Colgate Around The Hill (4/7)
By Edouard Boulat
Maroon-News Staff
No, and you shouldn’t either. Which isn’t to say that the winner of the national championship is never the best team in college basketball – a lot of years it can be. In fact, the University of North Carolina in ’09 is the most recent example that comes to mind, after finishing 28-4 in the regular season and winning their 6 tournament games by an average of 20.2 points. However, no sane person will tell you that UConn was clearly the best team in the country this season. Did they have the best player in college basketball? Absolutely (sorry, Jimmer). Were they playing the best ball out of anybody heading into and during the tournament? That’s a stronger argument that you could definitely agree with it. If they played Ohio State, Duke, Kansas or even a handful of college basketball’s “second-tier” teams (Florida, Kentucky, Pittsburgh) 10 times each, would they win more than they would lose? Who really knows? The point is that it takes an awful lot to crown a national champion, and, as history shows us, having the best team in the country is certainly no guarantee that you’ll be cutting down the nets when it’s all said and done. After all, that’s why the play the games, right?
By Rebecca Silberman
Maroon-News Staff
At this point, it is no longer a question of best. The Huskies are national champions, enough said. We could sit here for days, trying to predict the outcome of every imaginable game, lining up top scorers and defensive stars, vetting coaches and measuring cheerleaders. But this is all academic – the tournament’s over guys, UConn wins, Butler doesn’t. While I won’t pretend that I am deeply surprised that Ohio State didn’t take the title, UConn’s gritty play against Butler in this admmitedly low-scoring game was impressive. Conversely, I was completely gob-smacked by the Notre Dame versus Texas A&M women’s championship. Not that the teams didn’t deserve to be there or that A&M didn’t put in a stellar performance for the win, but I had picked a UConn-Stanford final. Oh well, I guess I’ll have to console myself by starting to compile next year’s brackets early. How about this May?
By Adam Settle
Maroon-News Staff
Does the single-elimination NCAA championship provide viewers with weeks of spectacular games and entertainment? Absolutely. But should the final team standing in this single-elimination format be automatically crowned the “best in the country?” I’ll believe that Colgate men’s basketball will reach the Final Four before I will believe that idea (no offense, guys). This year’s Connecticut Huskies are the not the worst champion to be crowned from the pile of junk of teams competing this year, but their body of work compared to other schools does not show them to be the top team. The Huskies lost nine games within their own conference, six games back of Big East champion Pittsburgh. Kemba Walker carried them through the Big East tourney and the best team they faced in the entire tournament was tourney rookie San Diego State.

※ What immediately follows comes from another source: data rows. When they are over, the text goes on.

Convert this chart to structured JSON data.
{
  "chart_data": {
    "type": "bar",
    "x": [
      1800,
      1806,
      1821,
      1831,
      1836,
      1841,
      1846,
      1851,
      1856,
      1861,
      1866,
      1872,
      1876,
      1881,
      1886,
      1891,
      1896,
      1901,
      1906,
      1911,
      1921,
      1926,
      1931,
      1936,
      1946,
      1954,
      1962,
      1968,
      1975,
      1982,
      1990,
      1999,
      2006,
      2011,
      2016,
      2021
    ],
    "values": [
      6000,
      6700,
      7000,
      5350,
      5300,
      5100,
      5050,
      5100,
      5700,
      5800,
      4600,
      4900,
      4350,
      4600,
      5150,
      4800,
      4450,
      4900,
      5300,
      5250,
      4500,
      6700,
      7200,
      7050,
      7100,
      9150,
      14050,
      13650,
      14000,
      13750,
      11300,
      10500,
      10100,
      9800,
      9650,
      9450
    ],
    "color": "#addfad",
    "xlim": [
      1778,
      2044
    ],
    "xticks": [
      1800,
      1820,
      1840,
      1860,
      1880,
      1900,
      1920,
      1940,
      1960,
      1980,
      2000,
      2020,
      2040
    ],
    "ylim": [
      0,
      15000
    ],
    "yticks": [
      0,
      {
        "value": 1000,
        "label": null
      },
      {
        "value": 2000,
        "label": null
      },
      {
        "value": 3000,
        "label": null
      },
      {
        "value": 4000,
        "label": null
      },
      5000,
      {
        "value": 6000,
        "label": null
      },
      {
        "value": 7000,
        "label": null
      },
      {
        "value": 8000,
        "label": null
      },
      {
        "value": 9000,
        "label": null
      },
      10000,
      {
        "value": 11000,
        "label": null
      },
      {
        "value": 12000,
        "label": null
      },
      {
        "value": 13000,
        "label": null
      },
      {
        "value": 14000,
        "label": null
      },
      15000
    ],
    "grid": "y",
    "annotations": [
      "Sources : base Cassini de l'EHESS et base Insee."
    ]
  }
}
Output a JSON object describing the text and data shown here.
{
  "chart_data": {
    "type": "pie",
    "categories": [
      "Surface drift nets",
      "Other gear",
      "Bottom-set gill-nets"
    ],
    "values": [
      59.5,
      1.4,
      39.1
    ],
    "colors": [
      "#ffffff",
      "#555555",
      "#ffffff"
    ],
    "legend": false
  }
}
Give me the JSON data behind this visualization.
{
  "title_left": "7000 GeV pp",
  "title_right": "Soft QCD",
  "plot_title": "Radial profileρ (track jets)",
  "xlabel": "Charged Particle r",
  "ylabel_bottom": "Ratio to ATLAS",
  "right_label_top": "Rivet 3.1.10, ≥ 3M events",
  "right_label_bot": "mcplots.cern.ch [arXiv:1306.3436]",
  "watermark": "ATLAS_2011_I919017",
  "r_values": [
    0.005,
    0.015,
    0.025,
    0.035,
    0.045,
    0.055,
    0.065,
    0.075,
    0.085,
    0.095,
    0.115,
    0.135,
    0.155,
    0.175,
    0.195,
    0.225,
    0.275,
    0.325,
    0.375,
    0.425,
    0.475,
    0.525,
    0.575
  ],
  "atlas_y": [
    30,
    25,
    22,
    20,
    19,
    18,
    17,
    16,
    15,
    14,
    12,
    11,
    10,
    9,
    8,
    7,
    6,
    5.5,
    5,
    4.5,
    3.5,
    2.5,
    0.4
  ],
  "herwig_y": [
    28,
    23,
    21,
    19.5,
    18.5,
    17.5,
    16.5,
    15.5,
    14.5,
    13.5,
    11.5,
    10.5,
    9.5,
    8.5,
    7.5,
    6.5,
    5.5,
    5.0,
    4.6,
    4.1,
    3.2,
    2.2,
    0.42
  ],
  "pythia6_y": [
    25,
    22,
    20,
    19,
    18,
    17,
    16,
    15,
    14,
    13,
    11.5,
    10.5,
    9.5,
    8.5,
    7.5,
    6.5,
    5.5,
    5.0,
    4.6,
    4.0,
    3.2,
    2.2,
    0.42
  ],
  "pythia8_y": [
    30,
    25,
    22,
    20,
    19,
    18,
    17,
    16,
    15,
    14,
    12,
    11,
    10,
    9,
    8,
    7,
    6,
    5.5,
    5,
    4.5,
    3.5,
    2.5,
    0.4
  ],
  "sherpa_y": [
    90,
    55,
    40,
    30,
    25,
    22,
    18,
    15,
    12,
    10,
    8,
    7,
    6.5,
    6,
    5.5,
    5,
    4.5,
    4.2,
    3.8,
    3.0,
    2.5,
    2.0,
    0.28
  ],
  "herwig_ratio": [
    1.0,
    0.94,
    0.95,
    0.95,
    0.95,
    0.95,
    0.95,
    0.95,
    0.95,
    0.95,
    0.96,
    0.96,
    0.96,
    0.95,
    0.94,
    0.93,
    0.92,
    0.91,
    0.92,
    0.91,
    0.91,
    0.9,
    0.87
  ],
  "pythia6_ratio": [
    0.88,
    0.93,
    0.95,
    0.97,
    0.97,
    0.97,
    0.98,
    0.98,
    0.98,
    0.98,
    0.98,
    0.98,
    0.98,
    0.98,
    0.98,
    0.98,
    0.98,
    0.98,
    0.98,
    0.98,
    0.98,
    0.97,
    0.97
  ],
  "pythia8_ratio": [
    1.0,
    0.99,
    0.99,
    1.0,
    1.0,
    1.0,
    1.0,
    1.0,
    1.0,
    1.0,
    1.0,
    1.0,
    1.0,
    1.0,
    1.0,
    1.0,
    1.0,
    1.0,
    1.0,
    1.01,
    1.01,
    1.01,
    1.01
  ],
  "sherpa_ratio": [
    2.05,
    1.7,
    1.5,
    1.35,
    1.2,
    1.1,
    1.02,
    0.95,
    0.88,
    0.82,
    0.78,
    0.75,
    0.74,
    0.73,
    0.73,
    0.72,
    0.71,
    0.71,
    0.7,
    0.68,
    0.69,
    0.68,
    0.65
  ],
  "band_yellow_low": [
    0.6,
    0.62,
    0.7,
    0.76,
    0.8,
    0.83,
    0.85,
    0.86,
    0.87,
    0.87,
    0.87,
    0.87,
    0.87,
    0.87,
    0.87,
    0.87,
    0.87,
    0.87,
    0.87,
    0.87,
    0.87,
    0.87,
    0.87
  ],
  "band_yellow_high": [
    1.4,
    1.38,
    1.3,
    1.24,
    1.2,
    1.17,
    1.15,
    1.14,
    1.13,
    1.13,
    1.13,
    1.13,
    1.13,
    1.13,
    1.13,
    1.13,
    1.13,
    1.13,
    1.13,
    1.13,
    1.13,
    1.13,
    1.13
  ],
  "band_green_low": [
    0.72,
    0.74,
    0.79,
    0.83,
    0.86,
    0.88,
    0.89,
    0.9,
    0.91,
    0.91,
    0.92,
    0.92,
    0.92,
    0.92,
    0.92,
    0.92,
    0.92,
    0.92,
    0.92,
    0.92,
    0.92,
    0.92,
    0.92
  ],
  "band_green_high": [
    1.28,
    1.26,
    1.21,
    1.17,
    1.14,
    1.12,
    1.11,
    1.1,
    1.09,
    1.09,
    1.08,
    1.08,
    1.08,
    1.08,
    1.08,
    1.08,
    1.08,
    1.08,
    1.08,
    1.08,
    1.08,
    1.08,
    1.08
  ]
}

In 1985, Villanova only made the tournament because of an expanded field as a No. 8 seed. Against juggernaut Georgetown, who had defeated the Wildcats twice during the regular season handily, ‘Nova used the lack of a shot clock and shot nearly 80 percent from the field to finish the upset. Should the Wildcats have been declared the best team in the nation? There is a reason why the NBA has four, seven-game series to determine the best team in the league.
By Charlie Balk
Maroon-News Staff
It is undeniable that the March Madness tournament is a complete, utter crapshoot. To suggest that we could rewind history and have the same teams play out this year’s tournament again, and that UConn would win, is absurd. But, the problem is, we cannot replay the tournament. We do not have a time machine to decide which team is best once and for all. We also don’t have any better method for figuring out the best team in college hoops. So, for lack of a better determinant, we must accept the Huskies as the No. 1 team and do so absolutely. No one is more deserving…right? To the victor, the spoils.